KD. Geographically, much of it sits in (Western) Europe and North America. Institutionally, it is often held by large public bodies and foundations. And increasingly, power is concentrated in digital platforms that shape visibility and value and totally dominate the public sphere.
I believe we should look into how these power dynamics may be more evenly distributed. And this is not only about moving money. It is also about shifting who defines value, who sets agendas, and who has access to networks.
In my experience a shift would take multiple initiatives, like designing more decentralized funding structures, but at the same time keep the national policy-making level for monitoring knowledge and securing development and equal distribution. Also, we need stronger support for mobility and exchange, more horizontal partnerships, and a greater recognition of different knowledge systems.
The good thing is, and this is my experience from the work of IFACCA, is that this is already happening, often initiated by the national bodies and agencies. What may hinder this development, interestingly, is the established culture sector itself. It is a paradox that the culture sector, which is so experimental and innovative, sometimes also is so persistent to change. I struggle to get my head around that!
CU. Artificial intelligence is already transforming creative practice. Should AI-generated or AI-assisted work be eligible for public cultural funding? I think the most important question is not whether AI should be included or excluded.
KD. The real question is what kind of artistic practice we want to support in an AI-shaped world.
AI is very powerful when it comes to repetition, optimisation, and recombination. But it does not easily imagine, innovate, or create new meaning. At least not yet!
So for us, the focus has to remain on artistic intention, critical thinking, and originality.
AI can absolutely be a tool. But what we support is the human capacity to imagine, to question, and to create meaning. And that remains essential.
CU. You trained as a dancer and worked as a choreographer before moving into arts administration. What does dance still teach you—as a leader, as a strategist?
KD. Dance has influenced my thinking more than anything else. Although I have to emphasize that this training happened decades ago! But still, the training sits with me, and it has taught me discipline, to always look for improvements, and that you are never better than your last performance. And most of all, great results come from great collaborations. A lot of people think of dance as a solo and slightly ego art form. It is not. Performing arts is very much about a collective process of learning, listening, and anticipating the next move. Without words.

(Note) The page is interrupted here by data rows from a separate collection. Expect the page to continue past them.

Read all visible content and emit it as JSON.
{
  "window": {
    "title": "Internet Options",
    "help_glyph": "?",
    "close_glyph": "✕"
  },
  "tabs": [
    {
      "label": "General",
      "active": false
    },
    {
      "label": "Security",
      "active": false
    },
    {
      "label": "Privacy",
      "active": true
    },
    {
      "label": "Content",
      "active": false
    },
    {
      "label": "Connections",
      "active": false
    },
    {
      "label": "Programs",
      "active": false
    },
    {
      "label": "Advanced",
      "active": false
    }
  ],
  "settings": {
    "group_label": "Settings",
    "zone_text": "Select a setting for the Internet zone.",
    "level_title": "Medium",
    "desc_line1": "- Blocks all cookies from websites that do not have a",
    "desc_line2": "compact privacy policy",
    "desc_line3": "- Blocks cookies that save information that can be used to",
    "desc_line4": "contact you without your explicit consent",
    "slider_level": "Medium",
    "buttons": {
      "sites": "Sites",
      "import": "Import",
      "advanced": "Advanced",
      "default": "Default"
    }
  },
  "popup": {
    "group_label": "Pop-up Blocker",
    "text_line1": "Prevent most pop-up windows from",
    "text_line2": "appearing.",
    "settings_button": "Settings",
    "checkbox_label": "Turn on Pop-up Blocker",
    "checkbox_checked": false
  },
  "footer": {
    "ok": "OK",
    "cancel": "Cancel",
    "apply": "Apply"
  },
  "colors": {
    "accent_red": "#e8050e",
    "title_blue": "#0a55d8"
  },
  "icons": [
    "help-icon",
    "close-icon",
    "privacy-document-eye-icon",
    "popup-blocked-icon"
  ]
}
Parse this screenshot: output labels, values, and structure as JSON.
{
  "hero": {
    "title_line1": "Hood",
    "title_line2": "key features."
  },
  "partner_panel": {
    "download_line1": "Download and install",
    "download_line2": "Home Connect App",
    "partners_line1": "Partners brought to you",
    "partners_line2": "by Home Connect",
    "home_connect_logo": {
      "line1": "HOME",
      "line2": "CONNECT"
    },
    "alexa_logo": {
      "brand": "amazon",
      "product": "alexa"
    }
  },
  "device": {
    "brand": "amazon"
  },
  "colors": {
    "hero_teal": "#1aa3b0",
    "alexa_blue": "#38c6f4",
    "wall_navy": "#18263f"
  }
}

As a leader, I have benefited from this training, perhaps more than my MA in Arts Management, because dancing taught me that timing is key; knowing when to act and when to let things evolve is rather important in leadership.
CU. If you could give one piece of advice to a young creative professional—someone who wants to have the kind of impact you’ve had, but starting today—what would it be?
KD. To be honest, I would rather have young creative professionals advising me! And if anyone reads this and feels like responding, I do love feedback.
But I may share something that I remind myself of, and that is to dare to stay with complexity.
We live in a time that rewards speed and simple answers. But the most important ideas often take time to form. So I remain curious, but I need to force myself to be patient (very hard!) so that great ideas have time to be tested and to grow.
And above all, take your imagination seriously. In an AI world, our human imagination should remain our fiercest tool.
Because the future is shaped, first and foremost, by those who dare to imagine it.